Here it is worth noting that even in 2008 Australia wasn’t one of the stellar advanced economies, with average real labour productivity (in PPP terms) not much above the median OECD country. Much better than New Zealand of course, and Australia mattered for us both as a natural point of reference in our part of the world (similar disadvantages of distance, similar cultures) and as the place where almost all New Zealanders could readily move if they chose (and hundreds of thousands already had).

In this chart I’ve shown how things have actually unfolded


Click to view

Over the full period we haven’t caught up with Australia, we haven’t even begun to close the gap, and instead the gap has widened a bit further again. Both series are noisy and subject to revisions (in New Zealand alone there are levels differences between the income and expenditure real GDP measures), but overall things have gone in the wrong direction. If one wanted to look on the less gloomy side, I guess one could note that whereas Australia has had no productivity growth at all since 2016, we have had a bit, but I wouldn’t put much weight on that myself (including with declining foreign trade shares, weak terms of trade). And although one could generate a bunch of other comparative graphs, it is productivity that ultimately underpins a country’s longer-run average prosperity.

What I find most depressing – and why I have, somewhat gloomily, been anticipating for some years writing this post – is the lack of any apparent sense of urgency in New Zealand about turning things round or actually finally beginning to sustainably close the gaps. And that has been true really regardless of which parties have held office – if Key binned the advice on the 2025 goal and did little or nothing useful instead, Ardern/Robertson refocused the Productivity Commission on distributing the economic pie rather than growing it, and Luxon/Willis show no better than occasional conventional rhetoric on the topic. And all this against a backdrop where Australia has again made it easier and safer for New Zealanders to move across the Tasman.

As it happens – and what reminded me to write the post – in the New Years’s Honours list released this morning, the government chose to honour one of the members of the 2025 Taskforce, the economist Bryce Wilkinson.
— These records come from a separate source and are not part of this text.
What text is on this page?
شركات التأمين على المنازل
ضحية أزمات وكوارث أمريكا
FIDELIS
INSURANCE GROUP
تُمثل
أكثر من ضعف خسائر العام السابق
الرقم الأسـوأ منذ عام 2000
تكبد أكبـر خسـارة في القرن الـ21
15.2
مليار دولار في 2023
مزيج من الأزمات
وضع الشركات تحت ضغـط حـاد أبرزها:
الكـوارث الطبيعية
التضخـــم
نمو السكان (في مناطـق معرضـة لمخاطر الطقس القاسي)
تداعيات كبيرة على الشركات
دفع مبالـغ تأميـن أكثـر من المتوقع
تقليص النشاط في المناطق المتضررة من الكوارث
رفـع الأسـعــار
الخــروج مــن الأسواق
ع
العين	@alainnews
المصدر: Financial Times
That’s nice, but if I know Bryce I’m pretty sure he’d much prefer that governments – including this one – had gotten serious about finally reversing 70+ years of relative economic decline. That would have benefits for all of us, and for our children and grandchildren, who might be more interested in staying to build a better New Zealand.

Michael Reddell spent most of his career at the Reserve Bank of New Zealand, where he was heavily involved with monetary policy formulation, and in financial markets and financial regulatory policy, serving for a time as Head of Financial Markets. Michael blogs at Croaking Cassandra - where this article was sourced.

1 comment:

Robert Arthur said...

GDP is a puzzle, especially to non economists.. I think I can grasp how a manufacturing country may improve (by increased application of skill to increase production) or countries like Australia which just have to dig more energetically to mine value. But what scope do we have? GDP is not necessarily a measure of wellbeing. I live a contented life with a huge DIY content; which contributes almost nothing to GDP or to GDP/hour as is unrecorded. Paying the wife for housework would increase GDP. GDP does not separate useful from useless; crashing one's car or paid learning of te reo contributes to GDP. We far excel Oz with the latter.